I may come back in another post to how his model plays out for starting a choir (if I can face in retrospect dealing with all the things I did wrong!). But for today, I’d like just to focus in on a useful distinction he makes between your commodity and your product.

The commodity is what you make in the factory; the product is what your customer wants to gain by buying it.So, to use one of his examples, the founder of Revlon claimed that what they made in the factory was cosmetics, but what they sold in the shop was hope. Gerber’s point is that most business owners obsess about the specialist thing they produce, whereas what they should be thinking about is how their customers feel as a result of acquiring that thing.

(There are resonances here with the Creating Passionate Users principle: it doesn’t matter what they think about you, what matters is how they feel about themselves after interacting with you.)

Clearly, the archetypal business Gerber is thinking about is a widget maker. But the distinction works very well for musicians too – possibly more obviously, indeed, than for widget manufacturers.

Our commodities are things like performances: in the factory of the rehearsal room we put together a performance of Handel’s Messiah, and then deliver that commodity to our customers on a pre-determined date at a pre-determined place, at a pre-determined price.

But our product is something different. Our product is the subjective experience of each person who comes to the concert. How do they want to feel as a result of witnessing that performance? Uplifted? Connected with tradition? Cultured? Nostalgic?

And how would those product desires be different if we were delivering a different commodity? Would the same customers want the Messiah-induced sense of participating in a long-established seasonal tradition as would want the Stimmung-induced sense of discovery and artistic adventure?

I guess that’s just a way of saying that different musics have somewhat different audiences (which we knew already). But it does give a means to understand the needs and motivations that underlie people’s decisions to listen to performances, and that in turn can guide the way we prepare – and package - our commodities.
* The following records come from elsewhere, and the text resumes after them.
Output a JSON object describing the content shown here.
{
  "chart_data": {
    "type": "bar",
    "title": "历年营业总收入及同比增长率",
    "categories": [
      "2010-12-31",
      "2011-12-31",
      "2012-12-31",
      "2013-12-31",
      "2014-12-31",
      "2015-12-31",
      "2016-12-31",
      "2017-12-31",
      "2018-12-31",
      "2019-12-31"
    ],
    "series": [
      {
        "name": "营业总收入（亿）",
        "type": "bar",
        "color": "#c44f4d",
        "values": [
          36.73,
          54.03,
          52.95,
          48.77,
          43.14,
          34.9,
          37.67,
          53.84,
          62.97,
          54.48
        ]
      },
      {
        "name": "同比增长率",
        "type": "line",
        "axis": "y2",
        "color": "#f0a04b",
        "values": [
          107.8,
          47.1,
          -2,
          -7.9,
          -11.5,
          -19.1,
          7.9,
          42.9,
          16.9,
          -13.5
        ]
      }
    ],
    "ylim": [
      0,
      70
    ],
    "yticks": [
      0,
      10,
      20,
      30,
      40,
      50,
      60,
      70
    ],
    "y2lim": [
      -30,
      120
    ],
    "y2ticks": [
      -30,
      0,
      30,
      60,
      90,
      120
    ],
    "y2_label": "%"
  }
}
Arguably, the musicianly focus on honouring the composer’s intentions is a very commodity-oriented perspective. Of course, if our audiences care about that – if what they want from our performance is the feeling that they are connected with the creative imagination of a great mind – then we are wise to focus on this. But that may not be the only thing, or even the primary thing, our listeners want to experience, and if we spend a bit of time thinking about product as well as commodity, maybe we can better meet their needs.